Vico Equense ha vissuto oggi uno degli appuntamenti più attesi e identitari dell’anno: la sfilata delle Pacchianelle, giunta quest’anno alla 115ª edizione, capace di emozionare residenti e visitatori trasformando la città in un suggestivo presepe vivente.
Il corteo, organizzato dal Convento dei Frati Minimi di San Vito in collaborazione con l’associazione “Amici delle Pacchianelle”, con il patrocinio del Comune di Vico Equense e il sostegno degli operatori commerciali, ha visto la presenza di oltre trecento figuranti che hanno indossato i tradizionali costumi ispirati al presepe napoletano del Settecento.
Un mosaico di colori, simboli e personaggi che mette insieme la regalità dei Re Magi, avvolti in tessuti preziosi e luminosi, e la semplicità dei “pacchiani”, i contadini che offrono al Bambinello i doni della terra e i prodotti tipici della penisola sorrentina. Un intreccio armonioso tra oro, incenso e mirra e la genuinità delle tradizioni locali, in cui cavalli e animali da cortile sfilano fianco a fianco, raccontando una storia di fede e appartenenza.
Il sindaco Peppe Aiello ha sottolineato: «Trecentoquindici figuranti hanno sfilato oggi per le strade di Vico Equense portando con sé un messaggio che va oltre i colori, oltre i costumi, oltre la tradizione: un messaggio di pace.
Trecentoquindici cuori che hanno battuto all’unisono, trecentoquindici storie intrecciate in un unico cammino. In un tempo segnato da divisioni e conflitti, Vico Equense ha scelto di rispondere con la bellezza, con la memoria, con la forza silenziosa della propria identità.

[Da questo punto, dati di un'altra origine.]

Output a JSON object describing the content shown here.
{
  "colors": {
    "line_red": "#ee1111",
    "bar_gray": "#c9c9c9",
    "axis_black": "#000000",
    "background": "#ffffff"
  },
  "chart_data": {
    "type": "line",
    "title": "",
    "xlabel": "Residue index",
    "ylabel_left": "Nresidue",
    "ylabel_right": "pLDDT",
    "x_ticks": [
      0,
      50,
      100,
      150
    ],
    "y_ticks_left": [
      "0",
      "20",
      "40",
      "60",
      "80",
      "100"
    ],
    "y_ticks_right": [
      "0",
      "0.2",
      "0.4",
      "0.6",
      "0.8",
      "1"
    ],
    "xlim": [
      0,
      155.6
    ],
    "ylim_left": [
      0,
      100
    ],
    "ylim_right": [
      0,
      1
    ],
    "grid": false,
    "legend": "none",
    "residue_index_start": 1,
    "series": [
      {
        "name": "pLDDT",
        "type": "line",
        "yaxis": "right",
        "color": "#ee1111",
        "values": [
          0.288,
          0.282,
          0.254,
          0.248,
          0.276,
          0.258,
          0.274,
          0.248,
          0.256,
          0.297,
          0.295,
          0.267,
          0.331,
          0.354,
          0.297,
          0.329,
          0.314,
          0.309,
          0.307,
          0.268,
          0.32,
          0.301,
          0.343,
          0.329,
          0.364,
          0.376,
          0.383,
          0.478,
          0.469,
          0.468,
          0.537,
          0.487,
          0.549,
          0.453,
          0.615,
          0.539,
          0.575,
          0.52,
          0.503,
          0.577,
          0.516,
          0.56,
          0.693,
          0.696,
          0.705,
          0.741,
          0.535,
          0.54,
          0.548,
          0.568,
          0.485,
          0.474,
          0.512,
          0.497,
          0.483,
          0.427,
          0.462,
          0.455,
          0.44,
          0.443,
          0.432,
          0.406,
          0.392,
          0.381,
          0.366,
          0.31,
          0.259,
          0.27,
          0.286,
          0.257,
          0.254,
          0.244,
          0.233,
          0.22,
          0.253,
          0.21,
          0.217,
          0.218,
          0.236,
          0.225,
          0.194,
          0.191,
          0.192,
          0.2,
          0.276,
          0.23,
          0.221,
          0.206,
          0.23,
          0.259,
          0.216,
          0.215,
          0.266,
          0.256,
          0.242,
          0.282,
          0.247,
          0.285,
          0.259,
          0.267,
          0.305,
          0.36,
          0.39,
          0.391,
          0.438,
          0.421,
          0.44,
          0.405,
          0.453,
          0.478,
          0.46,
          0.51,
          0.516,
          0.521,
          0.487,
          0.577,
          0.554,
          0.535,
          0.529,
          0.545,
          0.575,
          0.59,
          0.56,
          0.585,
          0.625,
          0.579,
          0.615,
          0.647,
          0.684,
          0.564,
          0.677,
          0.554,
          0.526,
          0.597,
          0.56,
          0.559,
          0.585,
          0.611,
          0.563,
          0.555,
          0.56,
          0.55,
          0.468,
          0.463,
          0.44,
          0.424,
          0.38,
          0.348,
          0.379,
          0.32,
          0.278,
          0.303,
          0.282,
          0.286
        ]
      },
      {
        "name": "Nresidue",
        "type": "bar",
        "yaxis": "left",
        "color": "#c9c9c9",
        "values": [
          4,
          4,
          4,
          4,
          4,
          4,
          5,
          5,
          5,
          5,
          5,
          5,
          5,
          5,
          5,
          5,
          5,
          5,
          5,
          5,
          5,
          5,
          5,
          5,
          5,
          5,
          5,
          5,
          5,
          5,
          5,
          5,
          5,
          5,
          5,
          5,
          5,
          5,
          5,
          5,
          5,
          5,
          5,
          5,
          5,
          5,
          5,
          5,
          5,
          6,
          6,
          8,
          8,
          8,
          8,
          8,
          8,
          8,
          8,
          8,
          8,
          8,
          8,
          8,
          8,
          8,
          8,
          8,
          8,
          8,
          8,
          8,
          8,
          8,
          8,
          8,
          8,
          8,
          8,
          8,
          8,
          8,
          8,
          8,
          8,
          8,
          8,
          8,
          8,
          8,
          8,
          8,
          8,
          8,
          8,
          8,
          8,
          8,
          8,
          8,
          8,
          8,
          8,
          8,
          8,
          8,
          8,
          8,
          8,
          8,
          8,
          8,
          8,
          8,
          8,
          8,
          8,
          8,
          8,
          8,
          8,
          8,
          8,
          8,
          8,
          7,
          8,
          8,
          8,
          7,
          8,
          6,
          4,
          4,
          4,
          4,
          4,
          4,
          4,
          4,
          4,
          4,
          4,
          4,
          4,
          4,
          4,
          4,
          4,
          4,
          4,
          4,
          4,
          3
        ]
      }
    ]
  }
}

In quei volti, in quei costumi, in quegli sguardi fieri, c’era tutta la voglia di un futuro più umano, più giusto, più unito».
Le parole del primo cittadino non sono solo un elogio alla tradizione: sono un richiamo alla coesione sociale e alla pace. In un periodo storico segnato da conflitti e divisioni, Vico Equense dimostra come la cultura e la memoria possano diventare strumenti concreti per unire le persone, facendo della bellezza e dell’identità locale non solo un patrimonio da ammirare, ma un messaggio universale di speranza e solidarietà. La sfilata delle Pacchianelle diventa così non solo una festa, ma un atto simbolico di appartenenza e resilienza, dove ogni costume e ogni sorriso raccontano una storia di comunità e di valori condivisi.